Chatting non-stop, we walked through town, over the bridge that crosses the canal, and towards the bottom of Heath Road. This will have been getting on for half eleven, quarter to midnight.

‘What is it you think you might want to do when you get yourself back on your feet?’ I asked him.

‘Plumber,’ he replied straight away. ‘The money’s good and I like people. I get on with them, like. I did go to college but it was hard to stay clean and warm and fed, so in the end I… I dropped out.’

‘I understand. Sounds like you got yourself into a bit of a mess, but you just need a new start. A base, food, routine, that type of thing.’

‘I do, yeah. That’s what I need, but it’s so hard.’

I wondered if I could give that to him, that start. What Mark would say if I suggested it. It might be exactly what we needed. But at the same time, I could feel a tension building up in me, and when I pressed my arm against my bag, it came as no surprise, none whatsoever, to feel the solid shape of the knife against my wrist. I couldn’t remember putting it in my bag and yet there was no surprise in it being there. My veins were rods running through me. It’s a wonder I could bend my limbs at all. Yes, the knife was there, where I had known in some dark part of me it would be. But whether it was for protection or destruction, I didn’t know.

We reached the town hall. Behind the railings, the grass verge stretched away, darkening by degrees into a deep jet void. In the upper branches of the oaks, the wind rustled the leaves. The town hall itself stood white and toy-like at the top of the rise. I thought about my wedding day, a day full of joy, of love.

On the other side of the road, the Red Admiral stood proud in its car park. The lights were still on; there were still people talking outside. It was a young person’s venue, I thought. Probably had a late licence.

‘Come on,’ I said, nodding towards it. ‘This used to be my local when I was your age.’

‘So you took him into the pub?’ Blue Eyes asks.

‘I did, yes.’

Did it feel weird, taking a homeless lad for a drink?

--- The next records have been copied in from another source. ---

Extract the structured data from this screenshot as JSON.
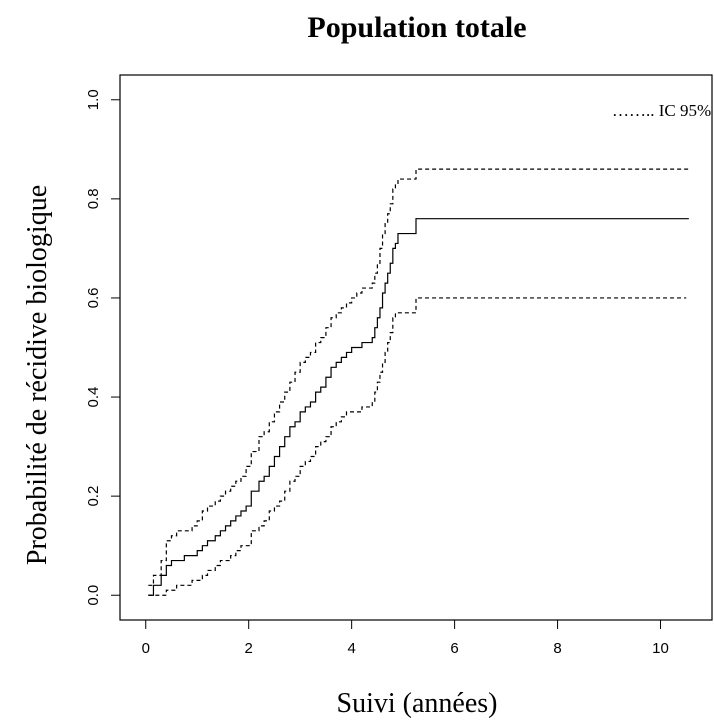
{
  "chart_data": {
    "type": "line",
    "title": "Population totale",
    "xlabel": "Suivi (années)",
    "ylabel": "Probabilité de récidive biologique",
    "xlim": [
      -0.5,
      11
    ],
    "ylim": [
      -0.05,
      1.05
    ],
    "x_ticks": [
      0,
      2,
      4,
      6,
      8,
      10
    ],
    "y_ticks": [
      0.0,
      0.2,
      0.4,
      0.6,
      0.8,
      1.0
    ],
    "x_tick_labels": [
      "0",
      "2",
      "4",
      "6",
      "8",
      "10"
    ],
    "y_tick_labels": [
      "0.0",
      "0.2",
      "0.4",
      "0.6",
      "0.8",
      "1.0"
    ],
    "legend": {
      "position": "top-right",
      "text": "…….. IC 95%"
    },
    "series": [
      {
        "style": "solid",
        "x": [
          0.05,
          0.15,
          0.3,
          0.4,
          0.5,
          0.6,
          0.75,
          0.9,
          1.0,
          1.1,
          1.2,
          1.35,
          1.45,
          1.55,
          1.65,
          1.75,
          1.85,
          1.95,
          2.05,
          2.2,
          2.3,
          2.4,
          2.5,
          2.6,
          2.7,
          2.8,
          2.9,
          3.0,
          3.1,
          3.2,
          3.3,
          3.4,
          3.5,
          3.6,
          3.7,
          3.8,
          3.9,
          4.0,
          4.1,
          4.2,
          4.3,
          4.4,
          4.45,
          4.5,
          4.55,
          4.6,
          4.65,
          4.7,
          4.75,
          4.8,
          4.85,
          4.9,
          5.0,
          5.1,
          5.25,
          10.55
        ],
        "y": [
          0.0,
          0.02,
          0.04,
          0.06,
          0.07,
          0.07,
          0.08,
          0.08,
          0.09,
          0.1,
          0.11,
          0.12,
          0.13,
          0.14,
          0.15,
          0.16,
          0.17,
          0.18,
          0.21,
          0.23,
          0.24,
          0.26,
          0.28,
          0.3,
          0.32,
          0.34,
          0.35,
          0.37,
          0.38,
          0.39,
          0.41,
          0.42,
          0.44,
          0.46,
          0.47,
          0.48,
          0.49,
          0.5,
          0.5,
          0.51,
          0.51,
          0.52,
          0.54,
          0.56,
          0.58,
          0.61,
          0.63,
          0.65,
          0.67,
          0.7,
          0.71,
          0.73,
          0.73,
          0.73,
          0.76,
          0.76
        ]
      },
      {
        "style": "dashed",
        "x": [
          0.05,
          0.15,
          0.3,
          0.4,
          0.5,
          0.6,
          0.75,
          0.9,
          1.0,
          1.1,
          1.2,
          1.35,
          1.45,
          1.55,
          1.65,
          1.75,
          1.85,
          1.95,
          2.05,
          2.2,
          2.3,
          2.4,
          2.5,
          2.6,
          2.7,
          2.8,
          2.9,
          3.0,
          3.1,
          3.2,
          3.3,
          3.4,
          3.5,
          3.6,
          3.7,
          3.8,
          3.9,
          4.0,
          4.1,
          4.2,
          4.3,
          4.4,
          4.45,
          4.5,
          4.55,
          4.6,
          4.65,
          4.7,
          4.75,
          4.8,
          4.85,
          4.9,
          5.0,
          5.1,
          5.25,
          10.55
        ],
        "y": [
          0.02,
          0.04,
          0.07,
          0.11,
          0.12,
          0.13,
          0.13,
          0.14,
          0.15,
          0.17,
          0.18,
          0.19,
          0.2,
          0.21,
          0.22,
          0.23,
          0.24,
          0.26,
          0.29,
          0.32,
          0.33,
          0.35,
          0.37,
          0.39,
          0.41,
          0.43,
          0.45,
          0.47,
          0.48,
          0.49,
          0.51,
          0.52,
          0.54,
          0.56,
          0.57,
          0.58,
          0.59,
          0.6,
          0.61,
          0.62,
          0.62,
          0.63,
          0.65,
          0.67,
          0.7,
          0.73,
          0.75,
          0.77,
          0.79,
          0.82,
          0.83,
          0.84,
          0.84,
          0.84,
          0.86,
          0.86
        ]
      },
      {
        "style": "dashed",
        "x": [
          0.05,
          0.15,
          0.3,
          0.4,
          0.5,
          0.6,
          0.75,
          0.9,
          1.0,
          1.1,
          1.2,
          1.35,
          1.45,
          1.55,
          1.65,
          1.75,
          1.85,
          1.95,
          2.05,
          2.2,
          2.3,
          2.4,
          2.5,
          2.6,
          2.7,
          2.8,
          2.9,
          3.0,
          3.1,
          3.2,
          3.3,
          3.4,
          3.5,
          3.6,
          3.7,
          3.8,
          3.9,
          4.0,
          4.1,
          4.2,
          4.3,
          4.4,
          4.45,
          4.5,
          4.55,
          4.6,
          4.65,
          4.7,
          4.75,
          4.8,
          4.85,
          4.9,
          5.0,
          5.1,
          5.25,
          10.5
        ],
        "y": [
          0.0,
          0.0,
          0.0,
          0.01,
          0.01,
          0.02,
          0.02,
          0.03,
          0.03,
          0.04,
          0.05,
          0.06,
          0.07,
          0.07,
          0.08,
          0.09,
          0.1,
          0.1,
          0.13,
          0.14,
          0.15,
          0.17,
          0.18,
          0.19,
          0.21,
          0.23,
          0.24,
          0.26,
          0.27,
          0.28,
          0.3,
          0.31,
          0.32,
          0.34,
          0.35,
          0.36,
          0.37,
          0.37,
          0.37,
          0.38,
          0.38,
          0.39,
          0.41,
          0.43,
          0.45,
          0.47,
          0.49,
          0.51,
          0.53,
          0.56,
          0.57,
          0.57,
          0.57,
          0.57,
          0.6,
          0.6
        ]
      }
    ]
  }
}
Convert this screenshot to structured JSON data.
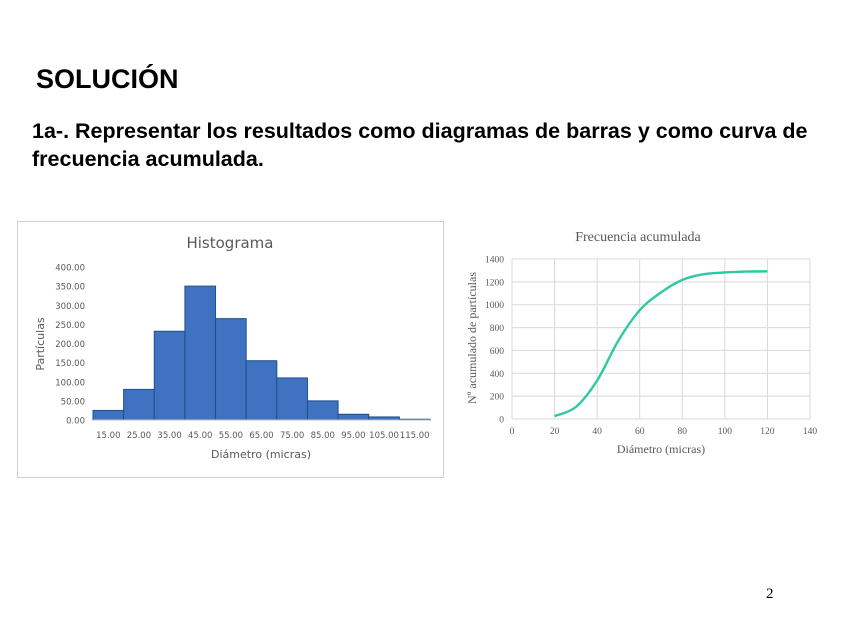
{
  "page": {
    "title": "SOLUCIÓN",
    "subtitle": "1a-. Representar los resultados como diagramas de barras y como curva de frecuencia acumulada.",
    "page_number": "2"
  },
  "colors": {
    "bar_fill": "#3f73c2",
    "bar_stroke": "#1f4e8c",
    "curve": "#2dc9a0",
    "grid": "#d9d9d9"
  },
  "chart_data": [
    {
      "type": "bar",
      "title": "Histograma",
      "xlabel": "Diámetro (micras)",
      "ylabel": "Partículas",
      "categories": [
        "15.00",
        "25.00",
        "35.00",
        "45.00",
        "55.00",
        "65.00",
        "75.00",
        "85.00",
        "95.00",
        "105.00",
        "115.00"
      ],
      "values": [
        25,
        80,
        232,
        350,
        265,
        155,
        110,
        50,
        15,
        8,
        2
      ],
      "ylim": [
        0,
        400
      ],
      "yticks": [
        "0.00",
        "50.00",
        "100.00",
        "150.00",
        "200.00",
        "250.00",
        "300.00",
        "350.00",
        "400.00"
      ],
      "grid": false
    },
    {
      "type": "line",
      "title": "Frecuencia acumulada",
      "xlabel": "Diámetro (micras)",
      "ylabel": "Nº acumulado de partículas",
      "x": [
        20,
        30,
        40,
        50,
        60,
        70,
        80,
        90,
        100,
        110,
        120
      ],
      "y": [
        25,
        105,
        337,
        687,
        952,
        1107,
        1217,
        1267,
        1282,
        1290,
        1292
      ],
      "xlim": [
        0,
        140
      ],
      "ylim": [
        0,
        1400
      ],
      "xticks": [
        "0",
        "20",
        "40",
        "60",
        "80",
        "100",
        "120",
        "140"
      ],
      "yticks": [
        "0",
        "200",
        "400",
        "600",
        "800",
        "1000",
        "1200",
        "1400"
      ],
      "grid": true,
      "smooth": true
    }
  ]
}
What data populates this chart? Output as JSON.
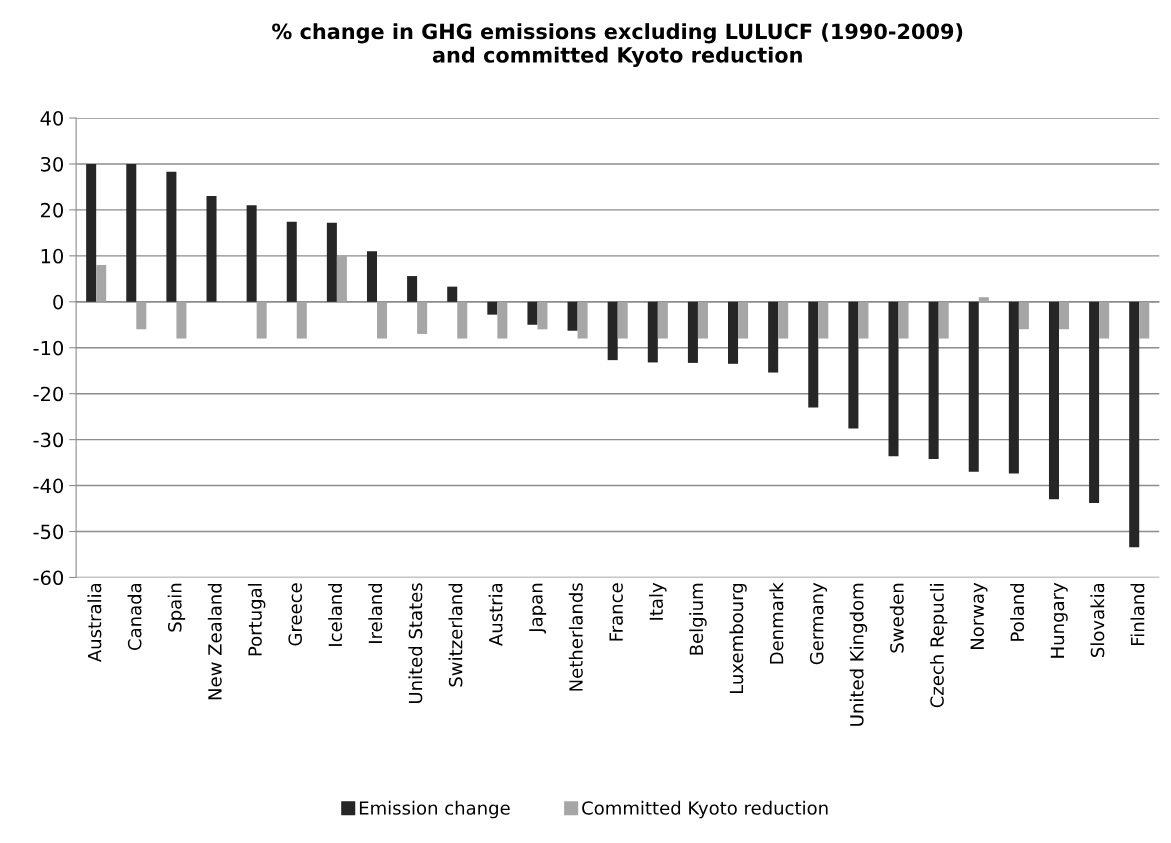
{
  "chart_data": {
    "type": "bar",
    "title": "% change in GHG emissions excluding LULUCF (1990-2009)\nand committed Kyoto reduction",
    "categories": [
      "Australia",
      "Canada",
      "Spain",
      "New Zealand",
      "Portugal",
      "Greece",
      "Iceland",
      "Ireland",
      "United States",
      "Switzerland",
      "Austria",
      "Japan",
      "Netherlands",
      "France",
      "Italy",
      "Belgium",
      "Luxembourg",
      "Denmark",
      "Germany",
      "United Kingdom",
      "Sweden",
      "Czech Repucli",
      "Norway",
      "Poland",
      "Hungary",
      "Slovakia",
      "Finland"
    ],
    "series": [
      {
        "name": "Emission change",
        "color": "#262626",
        "values": [
          30,
          30,
          28.3,
          23,
          21,
          17.4,
          17.2,
          11,
          5.6,
          3.3,
          -2.8,
          -5,
          -6.3,
          -12.7,
          -13.2,
          -13.3,
          -13.5,
          -15.4,
          -23,
          -27.6,
          -33.6,
          -34.2,
          -37,
          -37.4,
          -43,
          -43.8,
          -53.4
        ]
      },
      {
        "name": "Committed Kyoto reduction",
        "color": "#a6a6a6",
        "values": [
          8,
          -6,
          -8,
          0,
          -8,
          -8,
          10,
          -8,
          -7,
          -8,
          -8,
          -6,
          -8,
          -8,
          -8,
          -8,
          -8,
          -8,
          -8,
          -8,
          -8,
          -8,
          1,
          -6,
          -6,
          -8,
          -8
        ]
      }
    ],
    "ylim": [
      -60,
      40
    ],
    "yticks": [
      -60,
      -50,
      -40,
      -30,
      -20,
      -10,
      0,
      10,
      20,
      30,
      40
    ],
    "grid": "y",
    "legend": "bottom"
  }
}
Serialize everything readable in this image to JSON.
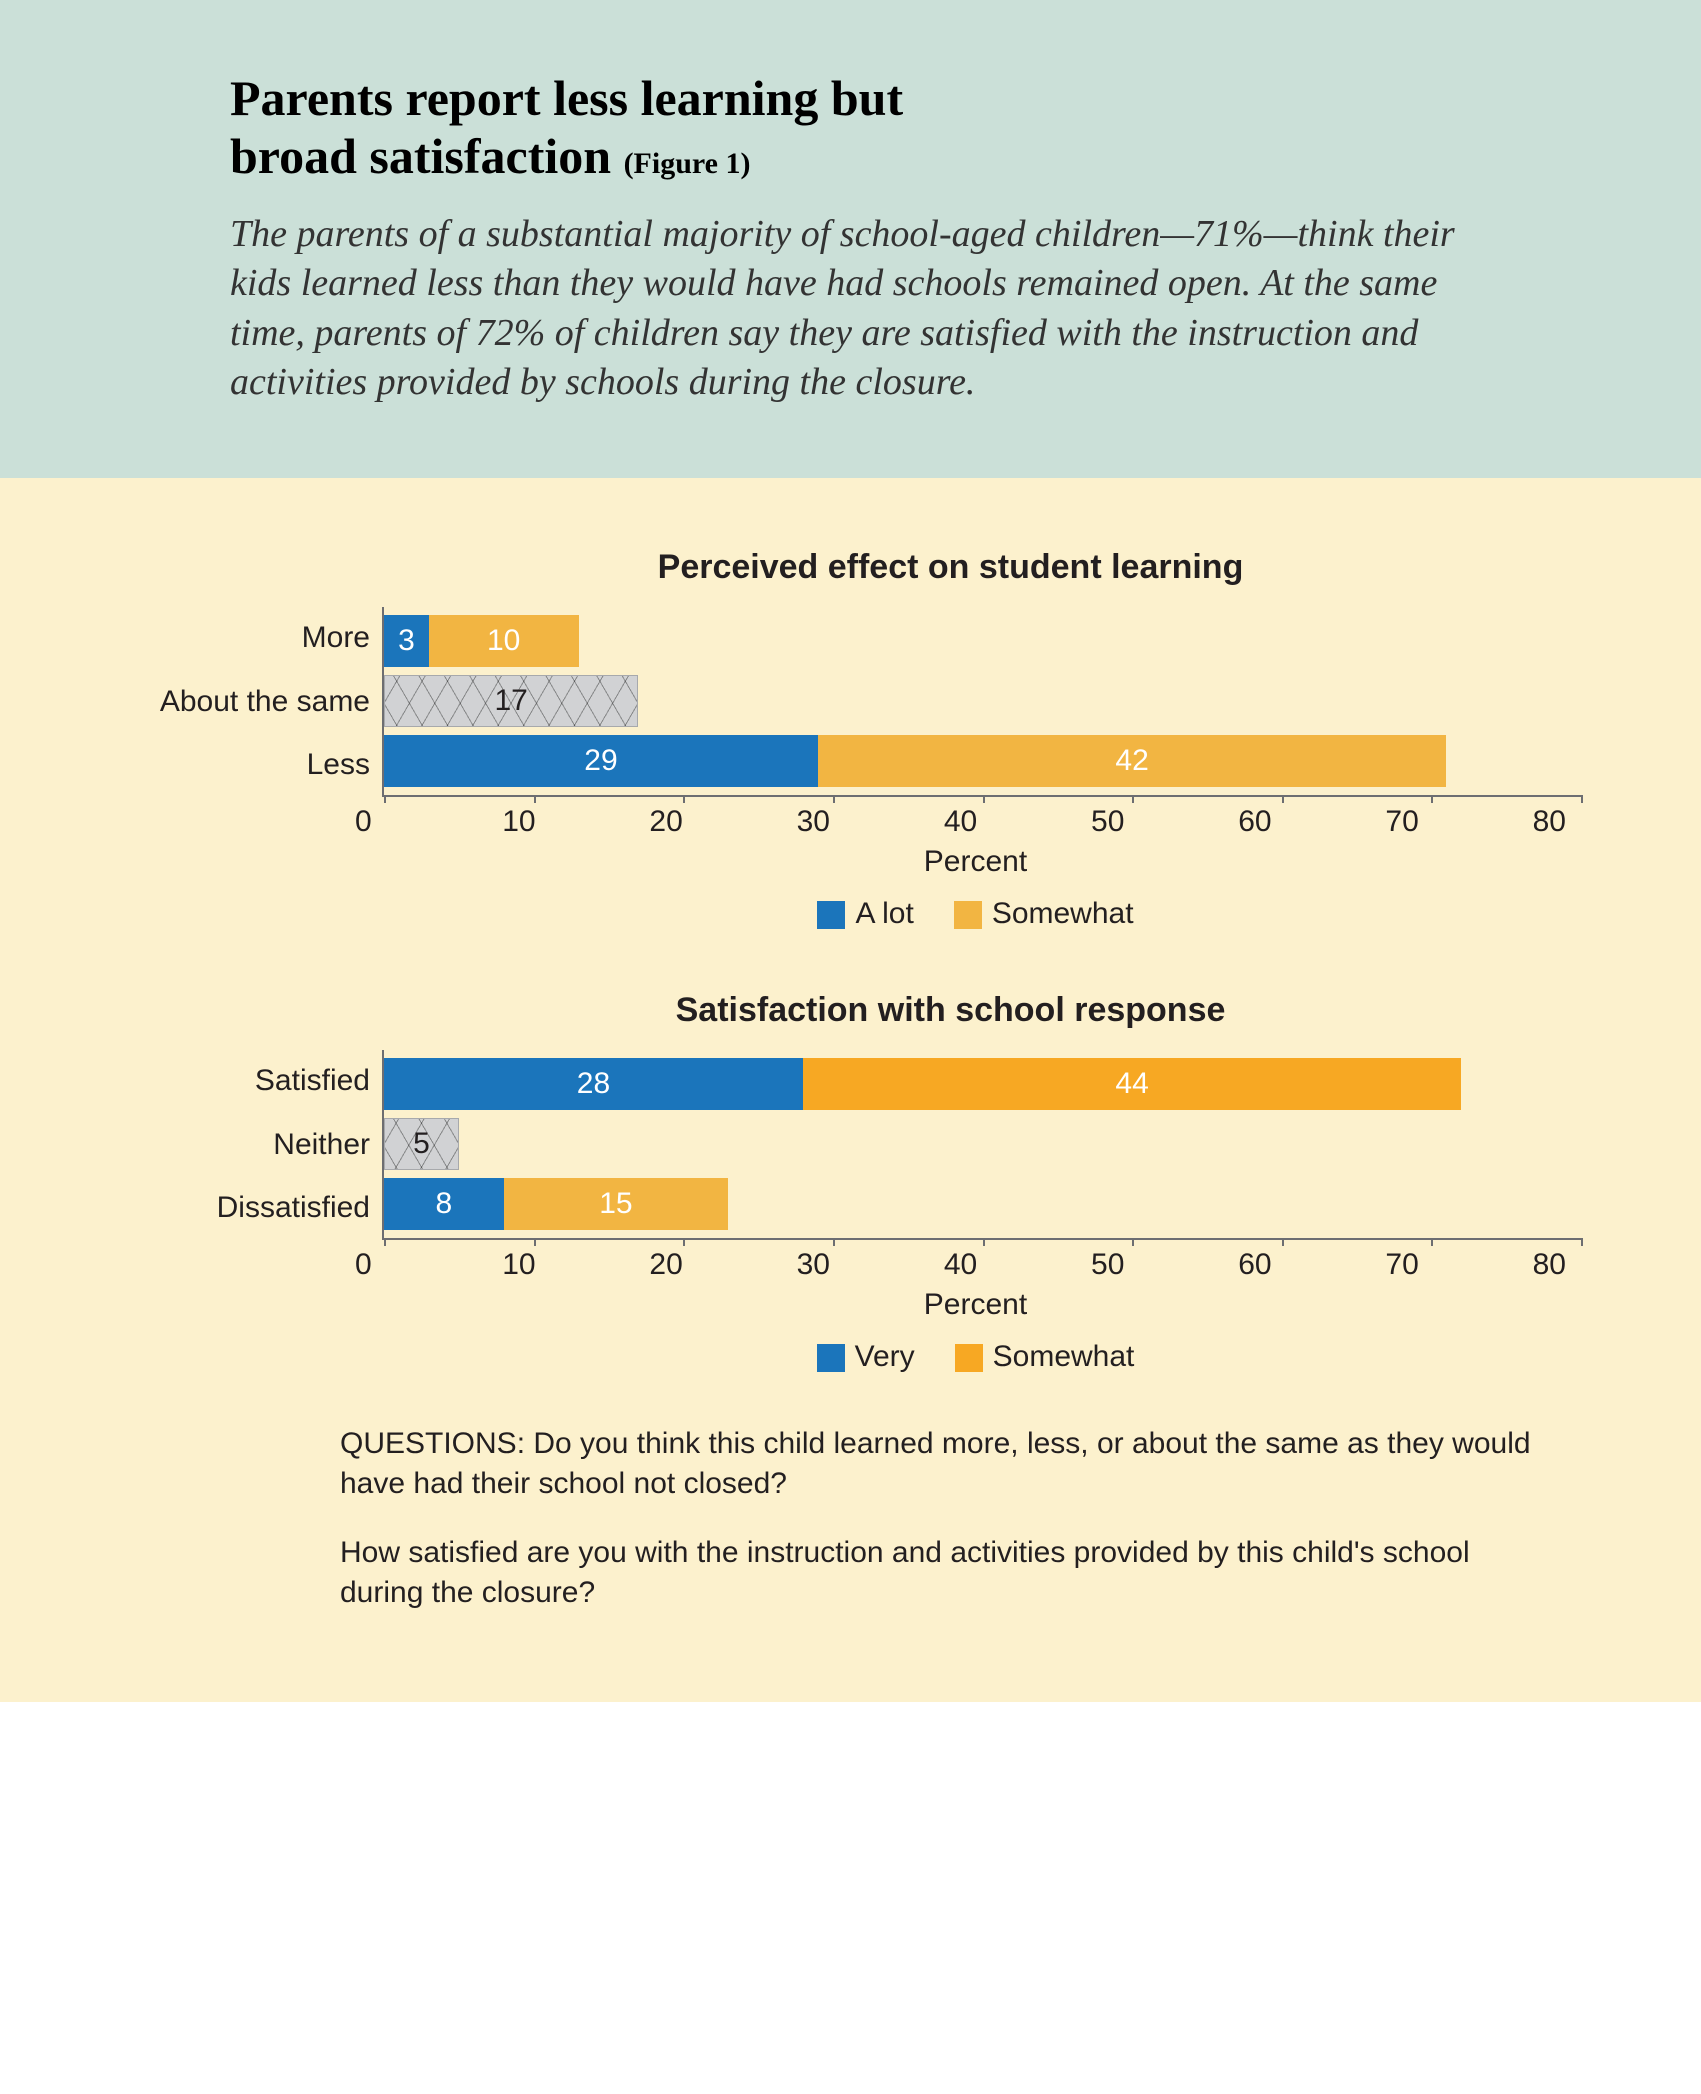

Blue Eyes didn’t ask that; that was me, asking myself.

And the answer would be no, not really. I’d flowed around this boy like water. I’d understood what he needed, what would make him feel better, and as no one else wanted my kindness, my love, I suppose you’d say, I’d offered it to him. Our feelings have to go somewhere, don’t they? None of us are above that, and lately I’d effectively been practising my… I suppose, with hindsight, you’d call them my grooming skills: engaging strangers in conversation by using insights I’d spent a lifetime learning – how to read faces, how to read bodies, how to listen, how to adapt, what they were really asking me for beneath the words they said or didn’t say. If someone was shy, I knew to chat so that they didn’t feel any responsibility for maintaining the conversation, but at the same time, if there was something they were struggling to say, I could give them space to reach it. With the extroverts, I knew I could tease more quickly, establish something affectionate, almost intimate, from the off. And I could adapt to every human need in between.

I’d rehearsed. I was prepared.

They were drops. I was water.

At the door of the pub, I hesitated. I hadn’t been inside since it was all crème de menthe and lemonade, cider and black, the crafty sighting of a Fourth Division footballer if you were lucky. The previous time I’d gone in, I’d not known it was the last time I’d go in as a young person, otherwise I might have made more of a fuss of it. We never know when it’s the last time, do we? For anything. The last time I ever breastfed Katie, I would have savoured the moment instead of wishing she would hurry up so I could hang the washing out. The last time Kieron let me hug him before he went off to uni, I would have held on tighter.

There on the steps of the pub, I texted him:Thinking of you. Hope you’re behaving yourself. Love Mum xxx

‘Is there a problem?’ Ian asked.

‘No, love. Just texting my son.’

I knew I wasn’t right. But I could never have known it was the last day I would spend as a free member of society.